La maison aux écailles
C’est le lieu d’accueil et de départ de la visite. Elle tire son nom des lamelles de bois qui recouvrent la façade. Son halloy, premier étage surplombant le rez-de-chaussée lui vaut son inscription aux monuments historiques. Il constituait un abri et un moyen de payer moins de taxes.

En sortant de la maison aux écailles, on passe le pont Henri IV, clé de voûte marquée 1607 côté amont et l’on observe la canalisation de la Laine parfois échancrée de passages destinés au lavage du linge. Un autre aménagement en pente douce de la rive permettait le passage des chevaux des gendarmes rentrant dans leur bâtiment qui se trouvait de l’autre côté de la rue.

La mairie, bâtiment dont la construction en briques marque la richesse de son ancien propriétaire qui en fit don à la commune après sans doute des négociations ardues où il a sans doute été question de droit de « vaine pâture » ou de « droit de glandage » jouxte l’ancienne prison. On ne peut pas se douter de la destination de ce bâtiment magnifiquement rénové si ce n’est par la rareté et l’étroitesse de certaines fenêtres. Entre ces deux bâtiments existait autrefois un restaurant.

Nous avançons le long de la mairie pour découvrir deux maisons remarquables à pans de bois champenois.
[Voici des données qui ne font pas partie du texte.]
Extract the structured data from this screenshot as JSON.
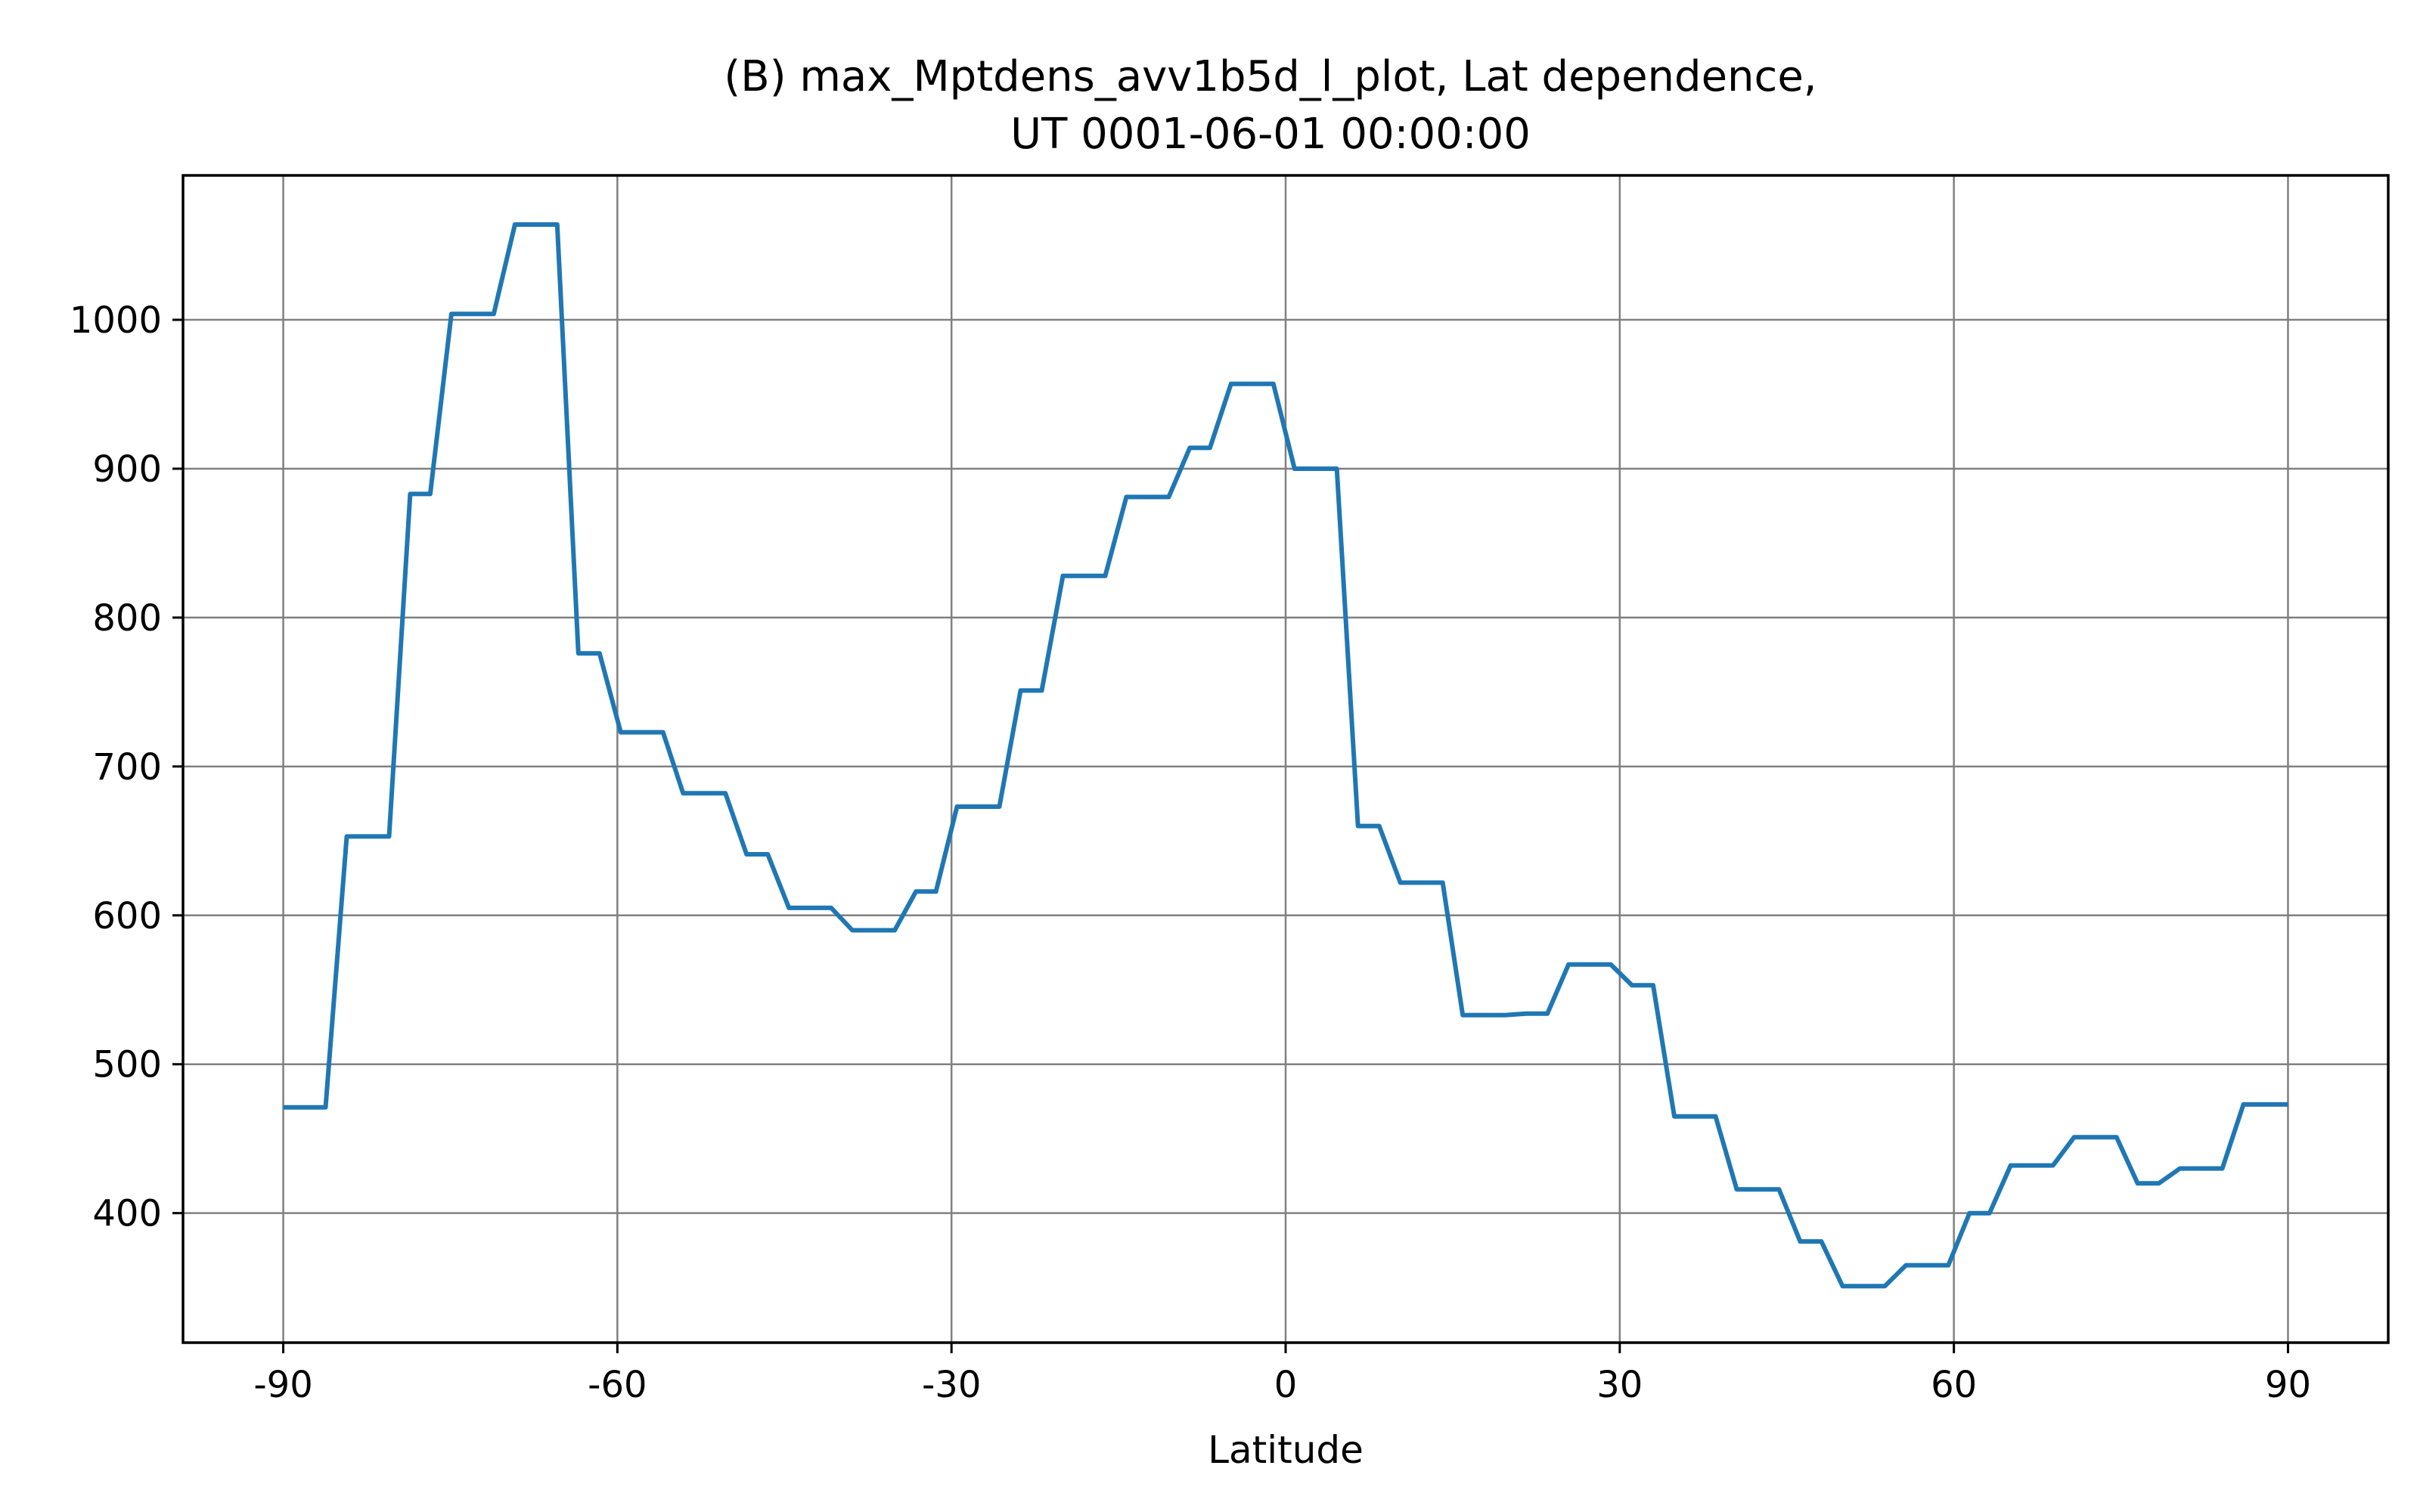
{
  "chart_data": {
    "type": "line",
    "title_lines": [
      "(B) max_Mptdens_avv1b5d_l_plot,  Lat dependence,",
      "UT 0001-06-01 00:00:00"
    ],
    "xlabel": "Latitude",
    "ylabel": "",
    "xlim": [
      -99,
      99
    ],
    "ylim": [
      313,
      1097
    ],
    "xticks": [
      -90,
      -60,
      -30,
      0,
      30,
      60,
      90
    ],
    "xtick_labels": [
      "-90",
      "-60",
      "-30",
      "0",
      "30",
      "60",
      "90"
    ],
    "yticks": [
      400,
      500,
      600,
      700,
      800,
      900,
      1000
    ],
    "ytick_labels": [
      "400",
      "500",
      "600",
      "700",
      "800",
      "900",
      "1000"
    ],
    "grid": true,
    "color": "#1f77b4",
    "x": [
      -90,
      -86.2,
      -84.3,
      -80.5,
      -78.6,
      -76.8,
      -74.9,
      -71.1,
      -69.2,
      -65.4,
      -63.5,
      -61.6,
      -59.7,
      -55.9,
      -54.1,
      -50.3,
      -48.4,
      -46.5,
      -44.6,
      -40.8,
      -38.9,
      -35.1,
      -33.2,
      -31.4,
      -29.5,
      -25.7,
      -23.8,
      -21.9,
      -20.0,
      -16.2,
      -14.3,
      -10.5,
      -8.6,
      -6.8,
      -4.9,
      -1.1,
      0.8,
      4.6,
      6.5,
      8.4,
      10.3,
      14.1,
      15.9,
      19.7,
      21.6,
      23.5,
      25.4,
      29.2,
      31.1,
      33.0,
      34.9,
      38.6,
      40.5,
      44.3,
      46.2,
      48.1,
      50.0,
      53.8,
      55.7,
      59.5,
      61.4,
      63.2,
      65.1,
      68.9,
      70.8,
      74.6,
      76.5,
      78.4,
      80.3,
      84.1,
      86.0,
      90.0
    ],
    "y": [
      471,
      471,
      653,
      653,
      883,
      883,
      1004,
      1004,
      1064,
      1064,
      776,
      776,
      723,
      723,
      682,
      682,
      641,
      641,
      605,
      605,
      590,
      590,
      616,
      616,
      673,
      673,
      751,
      751,
      828,
      828,
      881,
      881,
      914,
      914,
      957,
      957,
      900,
      900,
      660,
      660,
      622,
      622,
      533,
      533,
      534,
      534,
      567,
      567,
      553,
      553,
      465,
      465,
      416,
      416,
      381,
      381,
      351,
      351,
      365,
      365,
      400,
      400,
      432,
      432,
      451,
      451,
      420,
      420,
      430,
      430,
      473,
      473
    ]
  }
}
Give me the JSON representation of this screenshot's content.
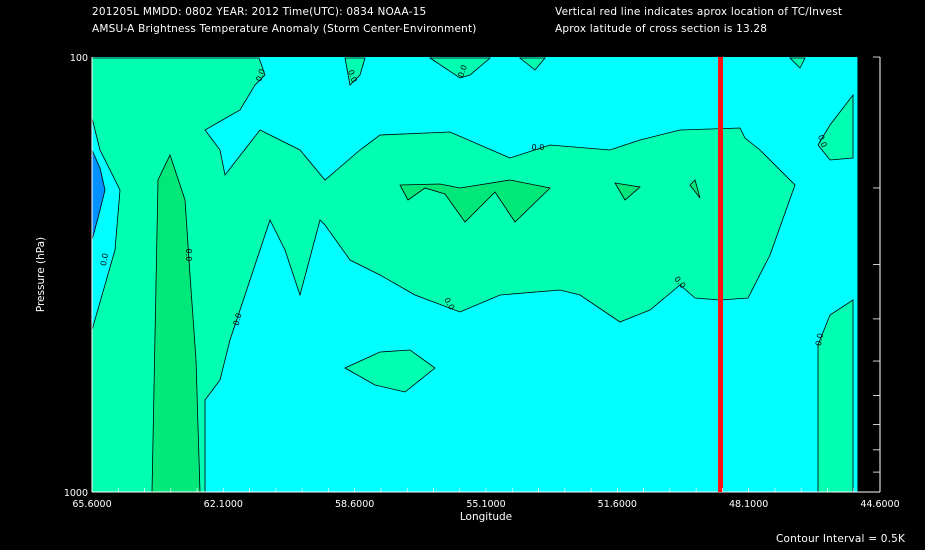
{
  "header": {
    "line1_left": "201205L  MMDD: 0802 YEAR: 2012 Time(UTC): 0834 NOAA-15",
    "line2_left": "AMSU-A Brightness Temperature Anomaly (Storm Center-Environment)",
    "line1_right": "Vertical red line indicates aprox location of TC/Invest",
    "line2_right": "Aprox latitude of cross section is 13.28"
  },
  "footer": {
    "contour_interval": "Contour Interval = 0.5K"
  },
  "colors": {
    "background": "#000000",
    "base_fill": "#00ffff",
    "level_05": "#00ffb0",
    "level_10": "#00e87a",
    "level_neg": "#0090ff",
    "storm_line": "#ff1010"
  },
  "chart_data": {
    "type": "contour",
    "title": "AMSU-A Brightness Temperature Anomaly (Storm Center-Environment)",
    "xlabel": "Longitude",
    "ylabel": "Pressure (hPa)",
    "x_ticks": [
      "65.6000",
      "62.1000",
      "58.6000",
      "55.1000",
      "51.6000",
      "48.1000",
      "44.6000"
    ],
    "x_tick_values": [
      65.6,
      62.1,
      58.6,
      55.1,
      51.6,
      48.1,
      44.6
    ],
    "xlim": [
      65.6,
      44.6
    ],
    "y_ticks": [
      "100",
      "1000"
    ],
    "ylim": [
      100,
      1000
    ],
    "y_scale": "log",
    "storm_longitude": 48.85,
    "contour_interval_K": 0.5,
    "contour_labels": [
      "0.0"
    ],
    "data_extent_lon": [
      65.6,
      45.2
    ]
  }
}
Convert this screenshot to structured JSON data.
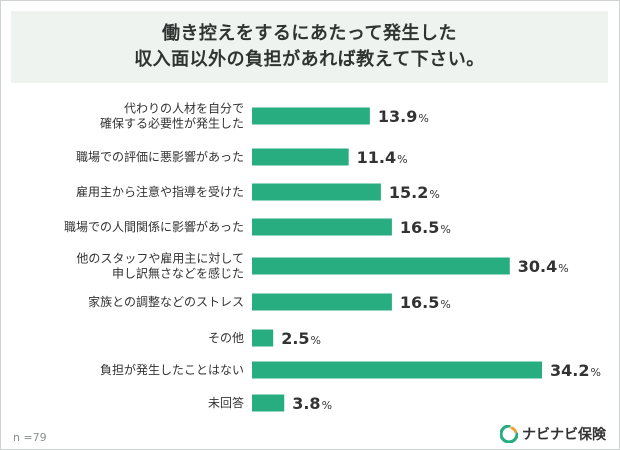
{
  "title": {
    "line1": "働き控えをするにあたって発生した",
    "line2": "収入面以外の負担があれば教えて下さい。"
  },
  "footnote": "n =79",
  "brand": {
    "name": "ナビナビ保険",
    "bar_color": "#27ad7f",
    "logo_colors": [
      "#27ad7f",
      "#f0a23b"
    ]
  },
  "chart_data": {
    "type": "bar",
    "orientation": "horizontal",
    "categories": [
      [
        "代わりの人材を自分で",
        "確保する必要性が発生した"
      ],
      [
        "職場での評価に悪影響があった"
      ],
      [
        "雇用主から注意や指導を受けた"
      ],
      [
        "職場での人間関係に影響があった"
      ],
      [
        "他のスタッフや雇用主に対して",
        "申し訳無さなどを感じた"
      ],
      [
        "家族との調整などのストレス"
      ],
      [
        "その他"
      ],
      [
        "負担が発生したことはない"
      ],
      [
        "未回答"
      ]
    ],
    "values": [
      13.9,
      11.4,
      15.2,
      16.5,
      30.4,
      16.5,
      2.5,
      34.2,
      3.8
    ],
    "unit": "%",
    "xlim": [
      0,
      34.2
    ],
    "grid": false,
    "legend": "none"
  }
}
L’une d’elle propose également son halloy tandis que l’autre, nous dit-on, renferme une fresque classée du XVI ème découverte lors de travaux de restauration par ses propriétaires. Les bardeaux recouvrant les façades sont-ils en bois de châtaignier ou d’acacia ? Cette question ne se pose plus que de manière anecdotique. Un passage qui se remarque à peine nous conduit dans les jardins potagers d’origine médiévale, parcelles entourées de murets tuilés protégeant du vent et du gel et se délimitant entre des sentiers étroits et pittoresques. Il n’y a encore pas de légumes à recenser… Nous débouchons sur un pigeonnier qui a la particularité d’y avoir fait cohabiter des poules en rez-de-chaussée.

La Chapelle Saint Jean
Admirable tant à l’extérieur qu’à l’intérieur. Elle s’inscrivait autrefois dans un ensemble qui comprenait une maladrerie et une léproserie. Elle est la plus petite des églises à pans de bois de la région.

Son entrée se fait sous trois arches trilobées. Une barrière retenait autrefois les lépreux à l’extérieur. Sa voûte rappelle la charpente d’un bateau et il n’est pas exclu qu’elle ait été construite par des charpentiers de marine en saison creuse de leur activité. Des dessins et peintures en pochoir parfois seulement esquissés décorent les parois. La scène un peu macabre de la décollation de Saint Jean nous est proposée au centre sous l’autel et sous un Christ « partiel » retrouvé en l’état lors de travaux.

L’église
Vue de loin, avec sa masse et son unique gargouille, l’église Saint-Laurent et Saint-Jean-Baptiste peut à priori ne pas être très attrayante, surtout en ce jour gris. Ce serait une erreur de se contenter de cette première impression. De style gothique flamboyant avec porche renaissance, elle peut occuper plusieurs jours les amateurs d’art religieux.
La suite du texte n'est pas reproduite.